Sport médiatique par excellence, le football suscite la convoitise du grand banditisme. Attiré par l’appât du gain, la mafia y tisse sa toile en toute discrétion en dehors des terrains.
Dolores Aveiro, la mère de Cristiano Ronaldo, en aurait-elle trop dit? Le 1er novembre, elle a déclaré au sujet des autorités du ballon rond: « Une mafia dans le football existe. Si vous voyiez tout ce qu’il se passe, vous vous rendriez compte que c’est une mafia. » Devant cette affirmation, la rédaction d’Au Stade s’est donc demandée si un lien entre le football et le grand banditisme existe.

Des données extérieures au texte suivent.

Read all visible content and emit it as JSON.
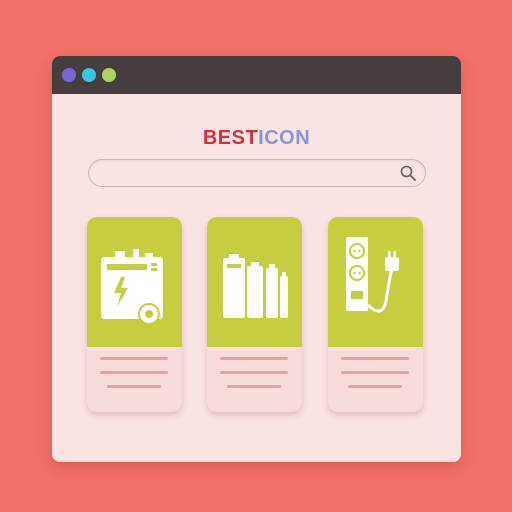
{
  "window": {
    "controls": [
      "window-control-purple",
      "window-control-cyan",
      "window-control-green"
    ]
  },
  "brand": {
    "part1": "BEST",
    "part2": "ICON"
  },
  "search": {
    "value": "",
    "placeholder": ""
  },
  "cards": [
    {
      "icon": "power-generator-icon"
    },
    {
      "icon": "batteries-icon"
    },
    {
      "icon": "power-strip-icon"
    }
  ],
  "colors": {
    "background": "#f3716a",
    "window_bg": "#f8e4e2",
    "titlebar": "#463e3e",
    "card_top": "#c6cd3f",
    "line": "#ef9ea0",
    "brand_red": "#d0333d",
    "brand_blue": "#8a94de"
  }
}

Les paris sportifs, un lien direct
Les paris sportifs brassent de l’argent. Ainsi, sept jours après le début du Mondial-2018 en Russie, le spécialiste des paris sportifs et fondateur de CK Consulting, Christian Kalb, estimait pour Ouest-France « entre 600 et 700 millions d’euros » le montant des mises enregistrées uniquement en France durant la compétition. Cette somme atteint 50 milliards d’euros à travers le monde. Face à ces chiffres, la mafia à l’échelle mondiale y voit donc un intérêt financier. Cela est d’autant plus vrai qu’en 2012, l’inspecteur UEFA Kharl Dhant a déclaré dans l’émission Comment la mafia truque le foot que le revenu mondial des paris sur le sport était compris entre 200 et 500 milliards de dollars par an. En pariant sur les équipes les plus faibles et en truquant les matchs les moins médiatisés pour ne pas éveiller l’attention afin qu’elles l’emportent, les membres du grand banditisme peuvent donc empocher énormément d’argent. En truquant des matchs du FC Thoune (Suisse), des mafieux ont encaissé 90 000 euros en 2009; ils auraient reversé 7 000 euros à l’attaquant Pape Omar Faye pour s’assurer la défaite de son propre club.
Si le sujet du lien entre la mafia et le football semble tabou, Gianni Infantino, le président de la FIFA, ne nie pas son existence. « Ils s’attaquent aux jeunes plutôt qu’aux stars car ils sont moins bien rémunérés, lâche-t-il dans cette même émission […]. On monitor 29 000 matchs par an, toutes ligues européennes confondues« . Toutefois, d’après Chrisitan Kalb, cette surveillance n’empêcherait pas le trucage de matchs prestigieux. Certaines rencontres du Mondial-2014 seraient effectivement, selon lui, soupçonnées de corruption.
La mafia dissimulée chez certains agents sportifs
Dans le football, la mafia ne se limiterait pas uniquement au trucage de certaines rencontres. Dans le livre Les parrains du foot (2018) trois journalistes l’affirment. À l’occasion de sa sortie, deux d’entre eux, Brendan Kemmet et Stéphane Sellami confient à Europe 1 que certains escrocs approchent aussi les stars du football. Leur objectif est alors souvent de devenir agents sportifs afin d’amasser de l’argent. Pour le prouver, les deux journalistes évoquent le cas de Blaise Matuidi. En 2013, alors qu’il évolue au PSG, un « caïd » de Saint-Denis a tenté de l’approcher. « C’est un homme connu de la police […] qui met tout en oeuvre pour essayer de prendre la carrière de Blaise Matuidi en main, déclare Stéphane Sellami. Il est en contact avec lui via l’un de ses amis qui était chargé de communication dans une boîte de nuit« . Le joueur déclinera cette proposition. Difficile cependant de savoir avec précision combien de footballeurs se laissent quant à eux duper. Dans cet univers, la loi du silence prévaut. Pour Brendan Kemmet, cela est d’autant plus vrai que les escrocs « sont des intimes » des joueurs.
En conclusion, les termes mafia et football sont étroitement liés. Dolores Aveiro voulait probablement uniquement justifier que son fils mérite, selon elle, davantage de récompenses sportives individuelles. Elle a cependant mit le doigt sur un sujet embarrassant pour la FIFA. La fédération condamne effectivement l’imbrication de la mafia dans le football mais ne parvient actuellement pas à l’éradiquer.